Agência O Globo – De depressão a epilepsia, esclerose múltipla a dor crônica, fobia a cólica menstrual — nunca a ciência avançou tanto nas descobertas das propriedades medicinais da cannabis, a planta da maconha. Estima-se que os efeitos do canabidiol, substância encontrada em pequeno volume no caule e na folha da erva, estejam sendo testados em pelo menos 20 doenças em grandes centros de referência ao redor do mundo. Um dos trabalhos mais extraordinários é brasileiro. Pesquisadores da Universidade de São Paulo (USP), em Ribeirão Preto, identificaram a ação terapêutica do composto no burnout, a síndrome do esgotamento profissional.

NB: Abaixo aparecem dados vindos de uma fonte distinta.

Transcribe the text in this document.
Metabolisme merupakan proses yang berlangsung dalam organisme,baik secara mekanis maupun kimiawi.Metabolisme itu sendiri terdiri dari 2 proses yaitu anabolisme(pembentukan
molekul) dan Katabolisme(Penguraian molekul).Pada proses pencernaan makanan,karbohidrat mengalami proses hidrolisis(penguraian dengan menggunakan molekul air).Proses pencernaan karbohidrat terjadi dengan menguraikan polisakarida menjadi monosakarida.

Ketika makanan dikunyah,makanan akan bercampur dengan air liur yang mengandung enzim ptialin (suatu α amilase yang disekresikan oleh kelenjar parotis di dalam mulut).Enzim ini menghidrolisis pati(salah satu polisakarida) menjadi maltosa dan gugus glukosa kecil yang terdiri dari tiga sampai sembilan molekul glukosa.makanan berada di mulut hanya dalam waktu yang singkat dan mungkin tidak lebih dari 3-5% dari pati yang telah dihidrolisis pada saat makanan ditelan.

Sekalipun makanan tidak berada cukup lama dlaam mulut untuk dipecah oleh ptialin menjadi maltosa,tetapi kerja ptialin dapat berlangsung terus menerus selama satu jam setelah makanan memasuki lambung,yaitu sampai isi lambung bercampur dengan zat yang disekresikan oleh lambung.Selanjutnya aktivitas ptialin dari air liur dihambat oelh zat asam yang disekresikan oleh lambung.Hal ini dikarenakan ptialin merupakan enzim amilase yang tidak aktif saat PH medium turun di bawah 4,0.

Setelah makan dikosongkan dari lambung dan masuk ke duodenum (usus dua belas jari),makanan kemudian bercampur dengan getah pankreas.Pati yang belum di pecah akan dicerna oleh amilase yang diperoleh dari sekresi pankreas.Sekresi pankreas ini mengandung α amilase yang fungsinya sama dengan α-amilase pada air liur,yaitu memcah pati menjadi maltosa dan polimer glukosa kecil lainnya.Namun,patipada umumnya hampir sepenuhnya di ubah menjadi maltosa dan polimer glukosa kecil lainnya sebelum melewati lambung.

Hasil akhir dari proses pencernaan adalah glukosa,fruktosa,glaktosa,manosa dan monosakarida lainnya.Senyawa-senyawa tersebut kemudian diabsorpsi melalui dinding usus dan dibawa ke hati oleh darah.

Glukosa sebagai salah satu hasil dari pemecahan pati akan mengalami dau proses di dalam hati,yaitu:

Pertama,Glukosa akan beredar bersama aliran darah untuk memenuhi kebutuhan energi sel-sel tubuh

Publicado na revista JAMA, da Associação Médica Americana, o trabalho avaliou 120 profissionais da saúde da linha de frente da resposta à Covid-19. Doses diárias de 300 mg do medicamento reduziram sintomas de fadiga emocional em 25% nos voluntários, depressão em 50% e ansiedade em 60%.
“Estamos avaliando, em parceria com o Instituto de Psiquiatria da USP de São Paulo, o efeito do canabidiol na prevenção das consequências neurológicas e médicas gerais da infecção por coronavírus — afirma o líder da pesquisa, o psiquiatra José Alexandre Crippa”.
Os cientistas descobriram que ácidos do canabidiol têm a capacidade de se ligar à proteína Spike, a estrutura que o coronavírus usa para entrar nas células. Com isso, os compostos de cannabis poderiam evitar a infecção. O trabalho, publicado no Journal of Natural Products, foi desenvolvido em laboratório e ainda precisa passar por novas etapas, como testes em seres humanos.
“Existe um enorme potencial terapêutico levantado por estudos pré-clínicos, dos quais, inclusive, participo. As pesquisas em laboratório levantam a possibilidade de essas substâncias, em especial o canabidiol, terem um leque mais amplo de potencialidades terapêuticas. É necessário um volume maior de ensaios clínicos para poder se afirmar que desses efeitos realmente existem”, explica o professor de Farmacologia da Faculdade de Medicina de Ribeirão Preto (FMRP) da Universidade de São Paulo (USP) Francisco Guimarães.
No Brasil são 14 remédios autorizados pela Agência Nacional de Vigilância Santária (Anvisa) — três deles validados há apenas uma semana. Eles só podem ser usados frente a receita médica do tipo B (azul), a mesma usada com psicotrópicos.
O número de produtos, no entanto, pode aumentar nas próximas semanas. Dados da Anvisa mostram que há cinco pedidos em análise de produtos e quatro em exigência. Outros três ainda devem começar a ser avaliados.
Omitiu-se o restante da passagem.